Грязь заползала под ногти, вгонялась в трещинки на мокрых ладонях и залезала под куртку. Он копал бесконечно долго и все это время смотрел на обездвиженный в попытках принять факт, что это не ебучая злая шутка.
Это чертова безнадежная реальность.
Глаза переставали видеть сквозь пелену воды, он протирал их грязными руками, делая только хуже. Потянул мешок за край, затягивая в вырытую яму. Из мешка выглянула светлая рука, и ему потребовалась огромная сила, чтобы засунуть ее обратно.
На часах стучал третий час ночи, седьмое июня. И если проклятые числа на самом деле существуют, седьмым июня прокляли его самого.
Он бросал куски земли на темный, блестящий от капель, мешок, с каждым разом закрывая все больше. Разодранные пальцы адски горели, глотка высохла, мокрые волосы закрывали глаза и прилипали ко лбу и щекам.
В момент стало настолько пусто и спокойно, что он потерялся, реальность это или уже нет.
Среднее действие — соединение нитроглицерина, шарики из подшипника, корпус из плотного металла, аккумулятор от пейджера для дистанционного использования.
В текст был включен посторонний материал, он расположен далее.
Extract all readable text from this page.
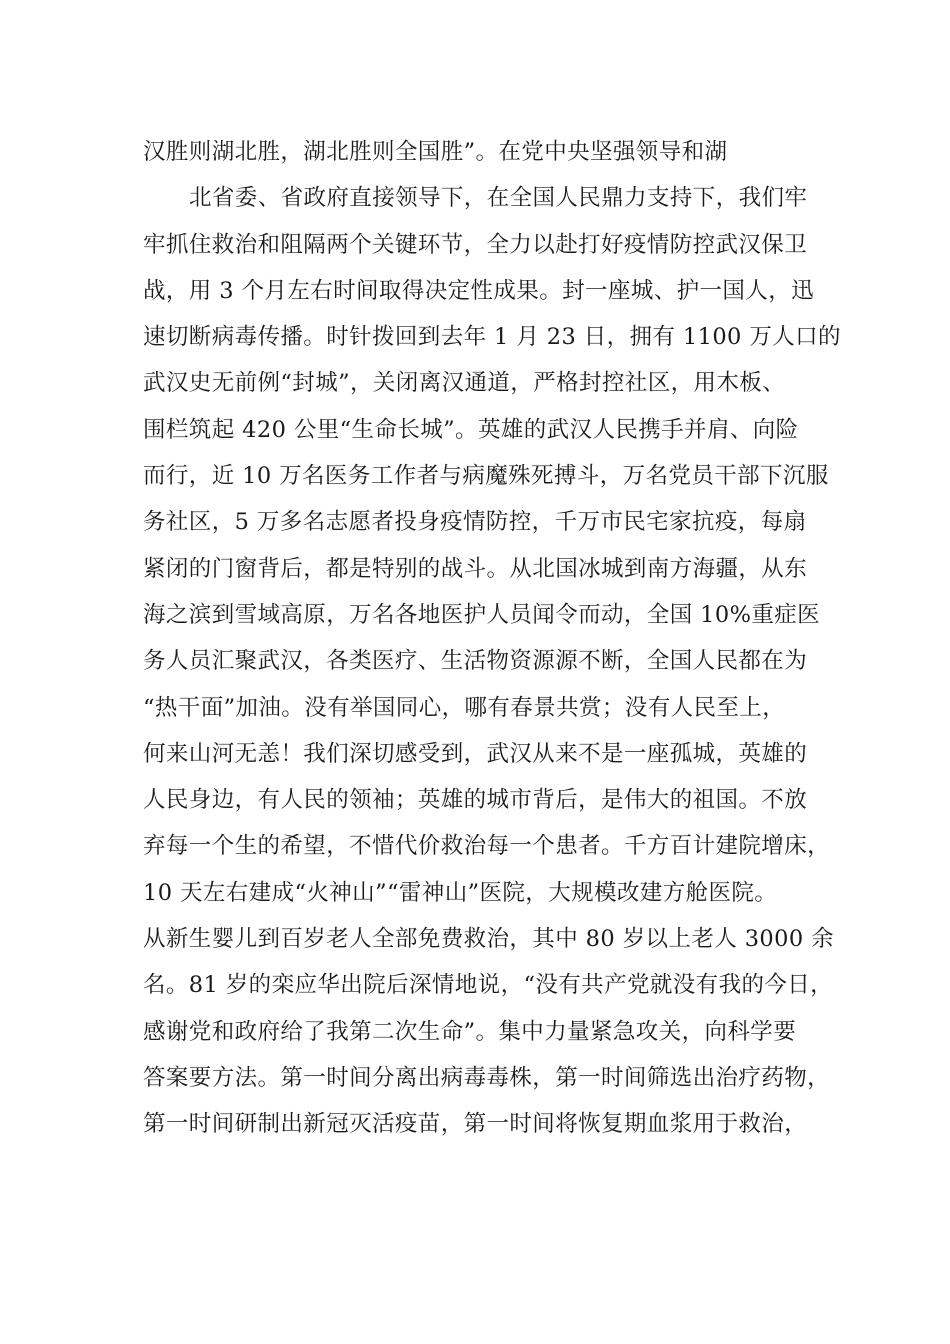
汉胜则湖北胜，湖北胜则全国胜”。在党中央坚强领导和湖
北省委、省政府直接领导下，在全国人民鼎力支持下，我们牢
牢抓住救治和阻隔两个关键环节，全力以赴打好疫情防控武汉保卫
战，用 3 个月左右时间取得决定性成果。封一座城、护一国人，迅
速切断病毒传播。时针拨回到去年 1 月 23 日，拥有 1100 万人口的
武汉史无前例“封城”，关闭离汉通道，严格封控社区，用木板、
围栏筑起 420 公里“生命长城”。英雄的武汉人民携手并肩、向险
而行，近 10 万名医务工作者与病魔殊死搏斗，万名党员干部下沉服
务社区，5 万多名志愿者投身疫情防控，千万市民宅家抗疫，每扇
紧闭的门窗背后，都是特别的战斗。从北国冰城到南方海疆，从东
海之滨到雪域高原，万名各地医护人员闻令而动，全国 10%重症医
务人员汇聚武汉，各类医疗、生活物资源源不断，全国人民都在为
“热干面”加油。没有举国同心，哪有春景共赏；没有人民至上，
何来山河无恙！我们深切感受到，武汉从来不是一座孤城，英雄的
人民身边，有人民的领袖；英雄的城市背后，是伟大的祖国。不放
弃每一个生的希望，不惜代价救治每一个患者。千方百计建院增床，
10 天左右建成“火神山”“雷神山”医院，大规模改建方舱医院。
从新生婴儿到百岁老人全部免费救治，其中 80 岁以上老人 3000 余
名。81 岁的栾应华出院后深情地说，“没有共产党就没有我的今日，
感谢党和政府给了我第二次生命”。集中力量紧急攻关，向科学要
答案要方法。第一时间分离出病毒毒株，第一时间筛选出治疗药物，
第一时间研制出新冠灭活疫苗，第一时间将恢复期血浆用于救治，
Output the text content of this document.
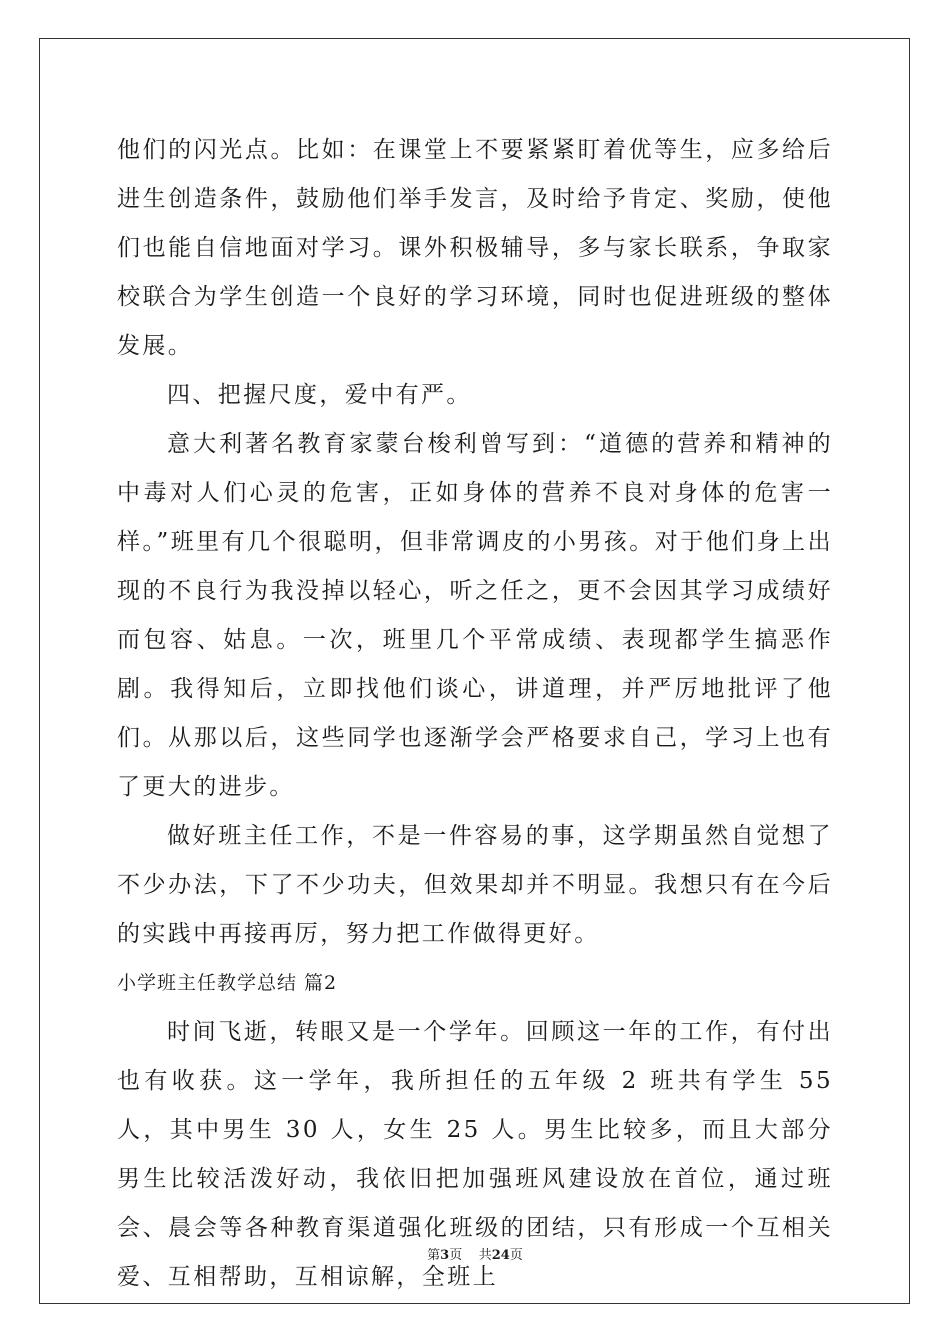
他们的闪光点。比如：在课堂上不要紧紧盯着优等生，应多给后进生创造条件，鼓励他们举手发言，及时给予肯定、奖励，使他们也能自信地面对学习。课外积极辅导，多与家长联系，争取家校联合为学生创造一个良好的学习环境，同时也促进班级的整体发展。

四、把握尺度，爱中有严。

意大利著名教育家蒙台梭利曾写到：“道德的营养和精神的中毒对人们心灵的危害，正如身体的营养不良对身体的危害一样。”班里有几个很聪明，但非常调皮的小男孩。对于他们身上出现的不良行为我没掉以轻心，听之任之，更不会因其学习成绩好而包容、姑息。一次，班里几个平常成绩、表现都学生搞恶作剧。我得知后，立即找他们谈心，讲道理，并严厉地批评了他们。从那以后，这些同学也逐渐学会严格要求自己，学习上也有了更大的进步。

做好班主任工作，不是一件容易的事，这学期虽然自觉想了不少办法，下了不少功夫，但效果却并不明显。我想只有在今后的实践中再接再厉，努力把工作做得更好。

小学班主任教学总结 篇2

时间飞逝，转眼又是一个学年。回顾这一年的工作，有付出也有收获。这一学年，我所担任的五年级 2 班共有学生 55 人，其中男生 30 人，女生 25 人。男生比较多，而且大部分男生比较活泼好动，我依旧把加强班风建设放在首位，通过班会、晨会等各种教育渠道强化班级的团结，只有形成一个互相关爱、互相帮助，互相谅解，全班上

第3页    共24页
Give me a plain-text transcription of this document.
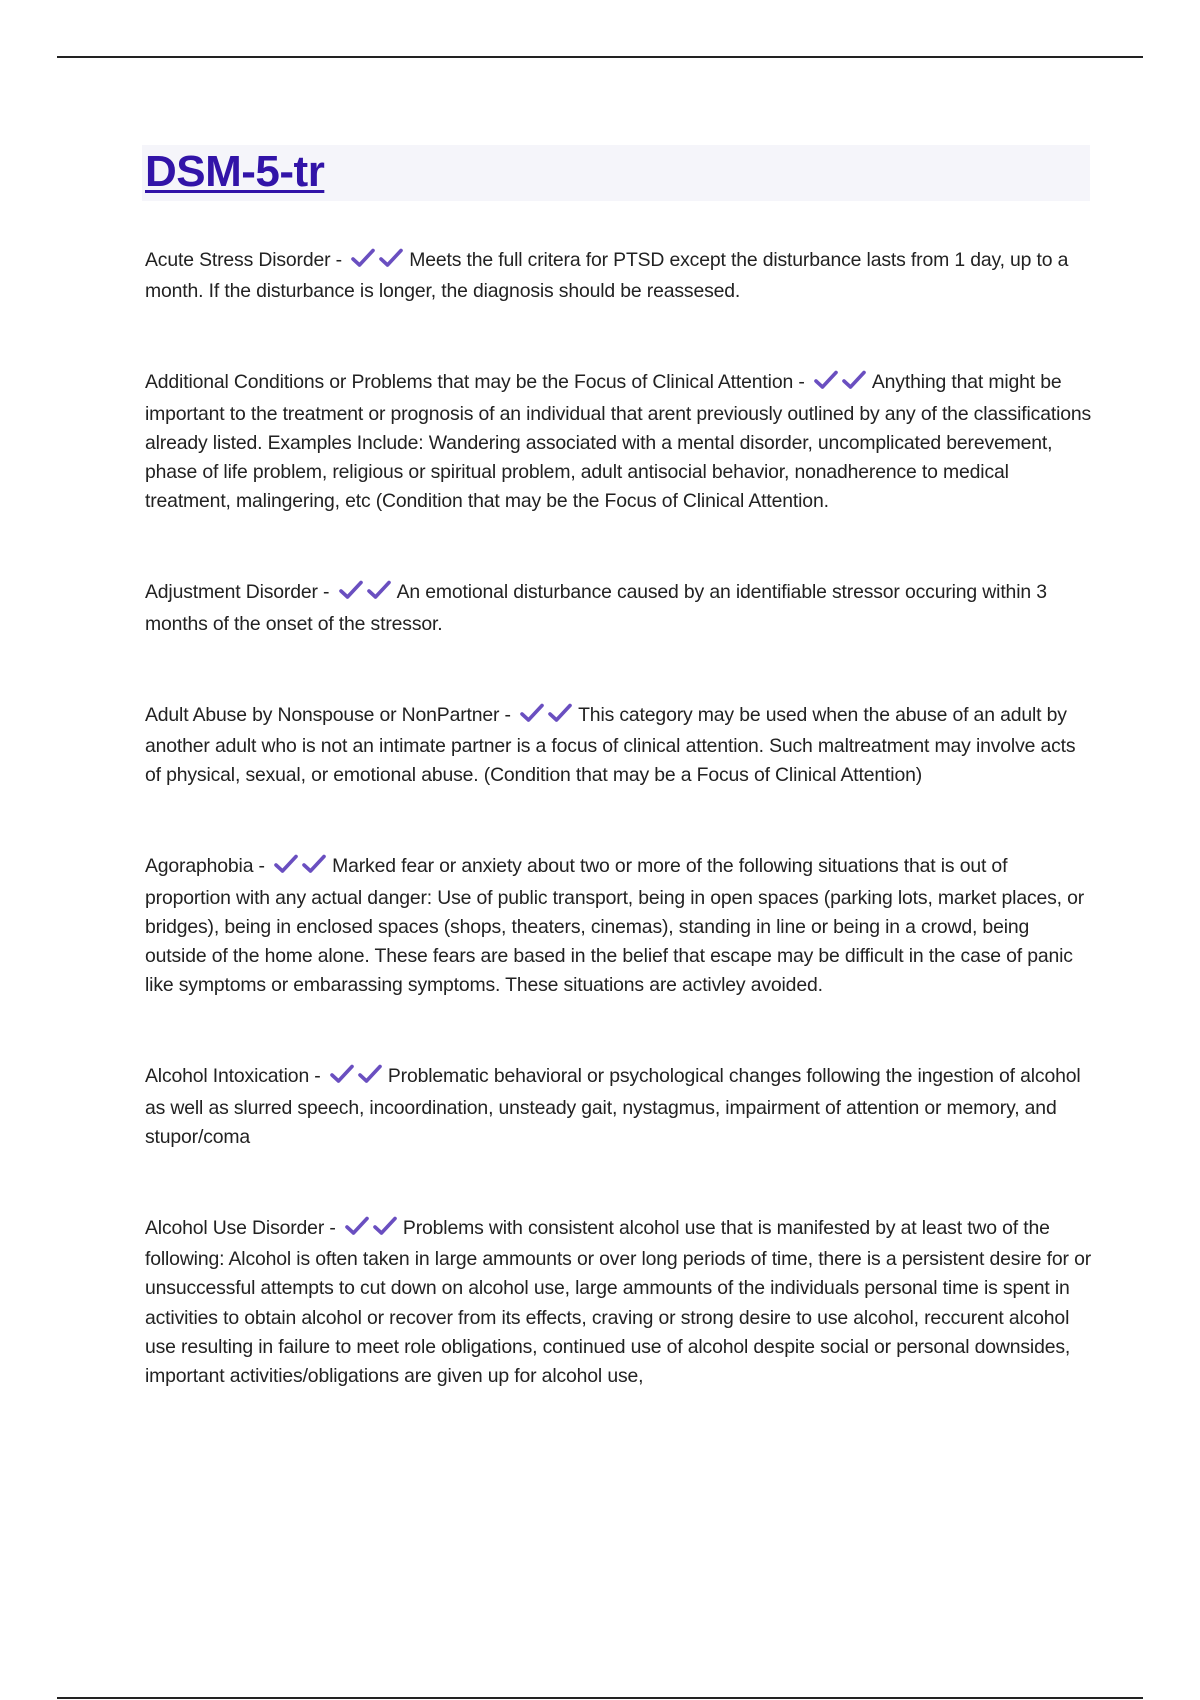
DSM-5-tr

Acute Stress Disorder -	Meets the full critera for PTSD except the disturbance lasts from 1 day, up to a month. If the disturbance is longer, the diagnosis should be reassesed.

Additional Conditions or Problems that may be the Focus of Clinical Attention -	Anything that might be important to the treatment or prognosis of an individual that arent previously outlined by any of the classifications already listed. Examples Include: Wandering associated with a mental disorder, uncomplicated berevement, phase of life problem, religious or spiritual problem, adult antisocial behavior, nonadherence to medical treatment, malingering, etc (Condition that may be the Focus of Clinical Attention.

Adjustment Disorder -	An emotional disturbance caused by an identifiable stressor occuring within 3 months of the onset of the stressor.

Adult Abuse by Nonspouse or NonPartner -	This category may be used when the abuse of an adult by another adult who is not an intimate partner is a focus of clinical attention. Such maltreatment may involve acts of physical, sexual, or emotional abuse. (Condition that may be a Focus of Clinical Attention)

Agoraphobia -	Marked fear or anxiety about two or more of the following situations that is out of proportion with any actual danger: Use of public transport, being in open spaces (parking lots, market places, or bridges), being in enclosed spaces (shops, theaters, cinemas), standing in line or being in a crowd, being outside of the home alone. These fears are based in the belief that escape may be difficult in the case of panic like symptoms or embarassing symptoms. These situations are activley avoided.

Alcohol Intoxication -	Problematic behavioral or psychological changes following the ingestion of alcohol as well as slurred speech, incoordination, unsteady gait, nystagmus, impairment of attention or memory, and stupor/coma

Alcohol Use Disorder -	Problems with consistent alcohol use that is manifested by at least two of the following: Alcohol is often taken in large ammounts or over long periods of time, there is a persistent desire for or unsuccessful attempts to cut down on alcohol use, large ammounts of the individuals personal time is spent in activities to obtain alcohol or recover from its effects, craving or strong desire to use alcohol, reccurent alcohol use resulting in failure to meet role obligations, continued use of alcohol despite social or personal downsides, important activities/obligations are given up for alcohol use,
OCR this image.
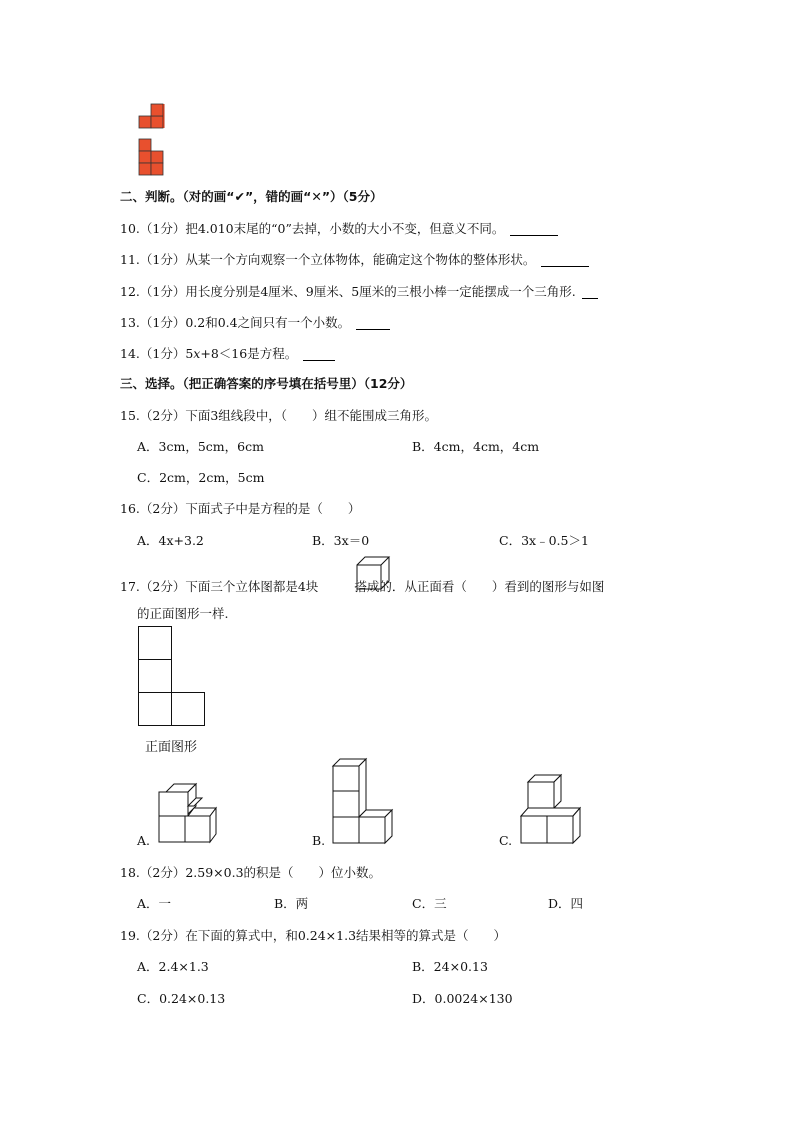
二、判断。（对的画“✔”，错的画“✕”）（5分）
10.（1分）把4.010末尾的“0”去掉，小数的大小不变，但意义不同。
11.（1分）从某一个方向观察一个立体物体，能确定这个物体的整体形状。
12.（1分）用长度分别是4厘米、9厘米、5厘米的三根小棒一定能摆成一个三角形.
13.（1分）0.2和0.4之间只有一个小数。
14.（1分）5x+8＜16是方程。
三、选择。（把正确答案的序号填在括号里）（12分）
15.（2分）下面3组线段中，（　　）组不能围成三角形。
A．3cm，5cm，6cm	B．4cm，4cm，4cm
C．2cm，2cm，5cm
16.（2分）下面式子中是方程的是（　　）
A．4x+3.2	B．3x＝0	C．3x﹣0.5＞1
17.（2分）下面三个立体图都是4块	搭成的．从正面看（　　）看到的图形与如图
的正面图形一样.
正面图形
A.	B.	C.
18.（2分）2.59×0.3的积是（　　）位小数。
A．一	B．两	C．三	D．四
19.（2分）在下面的算式中，和0.24×1.3结果相等的算式是（　　）
A．2.4×1.3	B．24×0.13
C．0.24×0.13	D．0.0024×130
В ночь седьмого июня он подорвал церковь Святого Георгия. Ночью седьмого июня взорвал склады Шигараки в порту на Заливе Сан-Педро. Седьмого июня он подпалил дом Шиндо.
***
К востоку от Лос-Анджелеса, в пригороде Оушенсайда, он решил остановиться и зайти в супермаркет. Припарковал шевроле в двух кварталах, нацепил на голову белую бейсболку с логотипом заправочной станции при выезде из города — орел с широко раскинутыми крыльями. Накинул ветровку — от океанского бриза тянуло утренним холодом и тиной.
В супермаркете он был единственным посетителем. Продавец за прилавком лениво листал страницы газеты, на заднем плане тихо мурлыкал телевизор, передавая сводку новостей.
Катсуки прошел вдоль прилавков, внимательно оглядываясь по сторонам.
— Три пачки мальборо, — сказал продавцу, пробуждая того из полудремы. Глаза зацепились за новостной канал. Корреспондент утренних новостей указал камере на остатки былой церкви.
Бакуго расплатился десяткой за сигареты и вышел из супермаркета, сгоняя с себя внимательный взгляд продавца, провожающий его фигуру.
Блондин дошел до машины и обнаружил на стекле прицепленный к дворнику клочок бумаги. Резко мотнул головой по сторонам, но не заметил подозрительной личности. Вытянул записку, прочитал:
В полумили на уэст-сайд придорожное кафе. Я буду один. Есть предложение.
Катсуки достал зажигалку и опалил край записки. Вытянул из новой пачки сигарету и поджег от подпаленной бумаги.
Через неделю подобную записку он нашел в том же месте на машине, по дороге из Сан-диего в сторону Финикса. Однако в этот раз автора записки он заметил сразу.
Высокий мужчина в белой футболке и черных очках прислонился ко входу в забегаловку и смотрел на него, покуривая Лаки страйк. К джинсам прицеплен значок копа Лос-Анджелеса. Он помахал ему рукой, привлекая к себе.
В оживленном квартале города стрелять было самоубийственно. Катсуки закрыл машину и осторожно приблизился к полицейскому, пытаясь разглядеть через черные стекла зрачки глаз.
Коп докурил сигарету и размазал бычок об асфальт.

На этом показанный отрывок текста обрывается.